Ross Clark Ross Clark

Where are the workers in the Extinction Rebellion protests?

How utterly predictable that Extinction Rebellion should have re-emerged this week to block streets with its boats. You just have to ask yourself what happened last week: most universities broke up for the summer. The group’s activities have now settled into something of a pattern. When universities are on vacation we get these big protests, sucking in protesters from all over the country. During term-time, on the other hand, we get small protests in university towns as we had in Cambridge, Oxford and Edinburgh in May and June.

It says all you need to know about Extinction Rebellion – it is, above all else, a movement of students and left-wing academics. It was launched, last October, in a letter to the Guardian from 100 academics. Its leaders, in as much as it has any, are people like Gail Bradbrook and Roger Hallam, who have spent a large proportion of their adult life in academia (although there are a distinct lack of climate scientists among them – Hallam’s PhD on ‘digitally-enhanced political resistance and empowerment strategies’ is more par for the course). Extinction Rebellion has picked up support along the way disproportionately from students and school children. They are happy to proffer themselves for arrest, but they are just a little too middle class to want to put their careers in jeopardy by skipping their exams. Where, on the other hand, are the workers in these protests? People who have jobs outside academia seem remarkably less keen on these demonstrations. It is a movement driven by those who are sheltered from the real economy through subsidised education.

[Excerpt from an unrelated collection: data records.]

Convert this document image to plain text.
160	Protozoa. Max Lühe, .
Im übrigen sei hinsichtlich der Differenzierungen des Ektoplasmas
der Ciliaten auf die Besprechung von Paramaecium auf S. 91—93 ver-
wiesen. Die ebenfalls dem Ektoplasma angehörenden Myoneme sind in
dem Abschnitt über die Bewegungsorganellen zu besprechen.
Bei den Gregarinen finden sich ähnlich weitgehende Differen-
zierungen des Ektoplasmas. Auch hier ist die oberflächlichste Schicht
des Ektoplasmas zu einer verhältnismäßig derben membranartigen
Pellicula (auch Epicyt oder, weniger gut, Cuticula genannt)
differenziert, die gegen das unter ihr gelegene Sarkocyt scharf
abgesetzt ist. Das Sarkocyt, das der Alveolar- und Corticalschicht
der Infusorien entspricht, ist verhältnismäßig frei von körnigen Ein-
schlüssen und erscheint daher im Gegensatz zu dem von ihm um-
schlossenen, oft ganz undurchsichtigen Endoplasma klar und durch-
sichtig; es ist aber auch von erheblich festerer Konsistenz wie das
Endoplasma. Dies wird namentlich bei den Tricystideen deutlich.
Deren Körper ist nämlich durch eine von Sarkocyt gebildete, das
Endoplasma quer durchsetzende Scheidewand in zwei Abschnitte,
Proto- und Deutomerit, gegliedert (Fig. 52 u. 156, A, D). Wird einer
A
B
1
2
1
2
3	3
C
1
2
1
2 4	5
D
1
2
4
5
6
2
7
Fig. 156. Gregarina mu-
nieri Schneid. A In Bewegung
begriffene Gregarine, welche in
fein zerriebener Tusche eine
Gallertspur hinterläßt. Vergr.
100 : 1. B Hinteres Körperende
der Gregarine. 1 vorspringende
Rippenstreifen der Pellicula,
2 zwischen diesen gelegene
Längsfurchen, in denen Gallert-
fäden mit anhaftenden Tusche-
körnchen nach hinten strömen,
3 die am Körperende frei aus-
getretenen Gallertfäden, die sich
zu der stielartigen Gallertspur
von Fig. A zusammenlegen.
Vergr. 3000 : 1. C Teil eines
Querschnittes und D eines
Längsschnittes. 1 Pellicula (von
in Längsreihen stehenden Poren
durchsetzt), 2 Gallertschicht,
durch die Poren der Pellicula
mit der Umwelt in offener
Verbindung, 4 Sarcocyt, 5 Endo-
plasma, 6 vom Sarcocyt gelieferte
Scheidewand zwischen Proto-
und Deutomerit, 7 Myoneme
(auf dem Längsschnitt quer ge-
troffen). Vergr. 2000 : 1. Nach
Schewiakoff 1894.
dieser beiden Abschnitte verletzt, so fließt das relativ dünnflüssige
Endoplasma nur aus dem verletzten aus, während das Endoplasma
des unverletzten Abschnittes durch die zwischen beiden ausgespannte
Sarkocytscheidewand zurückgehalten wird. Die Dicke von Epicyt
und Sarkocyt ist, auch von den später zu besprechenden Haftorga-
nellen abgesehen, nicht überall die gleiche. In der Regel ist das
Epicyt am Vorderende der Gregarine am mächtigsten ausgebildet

This is what makes it so different from left-wing movements of the 1970s and 1980s which tended to be driven by trade unions. If you think, for example, of the miners’ strike of 1984-85 there were, certainly, lots of students involved. But it was pre-eminently a protest about jobs on the part of people who feared they were about to lose them. It might have been wrong-headed, and the miners used as pawns in a larger political struggle waged by Arthur Scargill and his fellow union barons, but in one sense government and the strikers were on the same side – they both wanted better standards of living for the population as a whole. Extinction Rebellion is quite different in that it openly advocates lower living standards. It actively wants to reverse economic growth. It is, as a result, an indulgence on the part of people who feel divorced from economic forces and who don’t feel they need to engage with what would be the realities of a shrinking economy: mass unemployment and millions struggling to feed and clothe their families.

For anyone who remembers the 1980s, watching an Extinction Rebellion protester being interviewed on the BBC in April was bizarre. She had coloured, cropped hair – exactly the sort whom 35 years ago would almost certainly have been wearing a ‘coal not dole’ badge. But when asked if she had a message for miners in Poland who were worried about losing their jobs as a result of efforts to reduce carbon emissions she said: ‘This issue is more important that any one job’. Taken literally, that is of course quite reasonable – many issues are more important that any one job. Moreover, phasing out coal-fired power stations, as the government is doing, is not inconsistent with a healthy economy. But the sentiment behind the girl’s words was clear: screw the economy, our cause is far more important that that.

If Extinction Rebellion is looking for a slogan I would suggest ‘Dole not Coal’. That is quite a turnaround for the Left in little more than a generation.